Furthermore, concrete production is responsible for 4 - 8% of global carbon emissions via cement production. Technologies and strategies to lower the carbon associated with both concrete production and its concrete intensive repair and replacement are absolutely vital.

Self-healing concrete whereby cracks are automatically healed as soon as they are formed can lengthen concrete lifetimes and minimise the maintenance regimes required to maintain infrastructure. These benefits will translate into both cost and carbon savings as newly installed concrete requires lower levels of repair/replacement.

**Mimicrete Ltd, a start-up founded in 2021, have developed a self-healing concrete innovation. Our technology works by embedding a network modelled on the vascular systems of plants and animals into the pre-fabricated concrete blocks.** The network is filled with a healing agent that can be deployed when the crack forms to heal the crack autonomously.

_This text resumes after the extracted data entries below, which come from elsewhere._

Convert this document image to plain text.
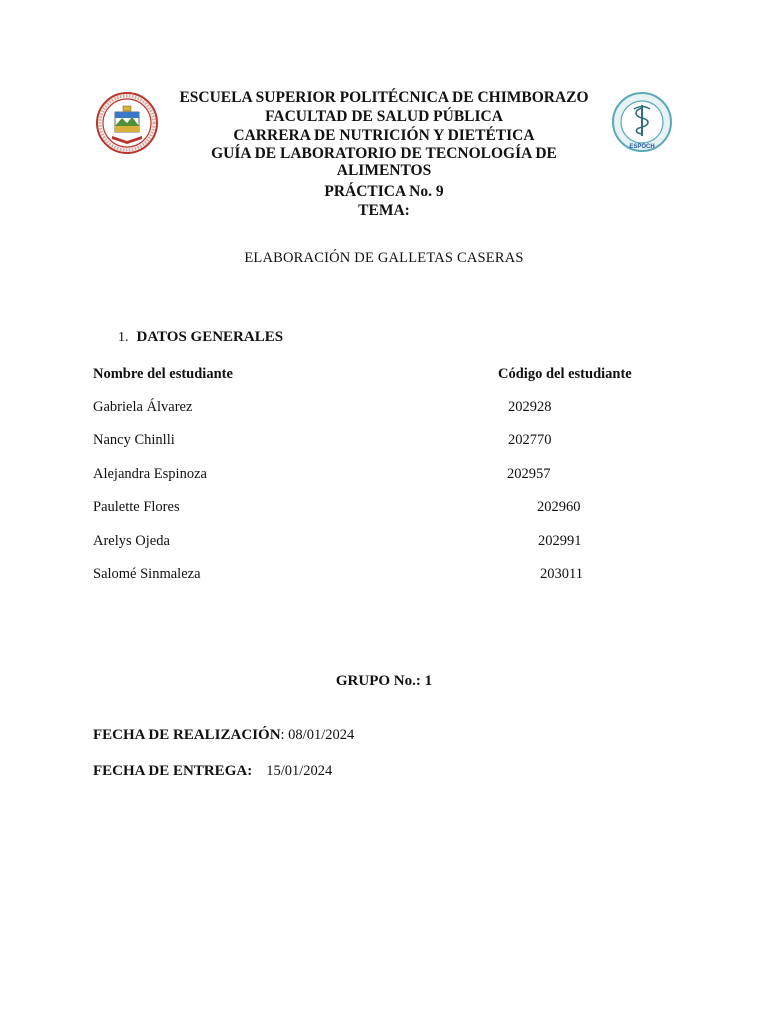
ESCUELA SUPERIOR POLITÉCNICA DE CHIMBORAZO
FACULTAD DE SALUD PÚBLICA
CARRERA DE NUTRICIÓN Y DIETÉTICA
GUÍA DE LABORATORIO DE TECNOLOGÍA DE
ALIMENTOS
PRÁCTICA No. 9
TEMA:
ESPOCH
ELABORACIÓN DE GALLETAS CASERAS
1. DATOS GENERALES
Nombre del estudiante	Código del estudiante
Gabriela Álvarez	202928
Nancy Chinlli	202770
Alejandra Espinoza	202957
Paulette Flores	202960
Arelys Ojeda	202991
Salomé Sinmaleza	203011
GRUPO No.: 1
FECHA DE REALIZACIÓN: 08/01/2024
FECHA DE ENTREGA: 15/01/2024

We aim to develop and test our vascular networks via manufacture and testing of a full scale network, including development of manufacturing and design recommendations. We will conduct accelerated stress testing of the concrete to trigger cracking and healing. Results will demonstrate the performance at scale, define manufacturing parameters, quantify costs and lifetime extension facilitated by our self-healing system to support our innovation journey towards commercialisation.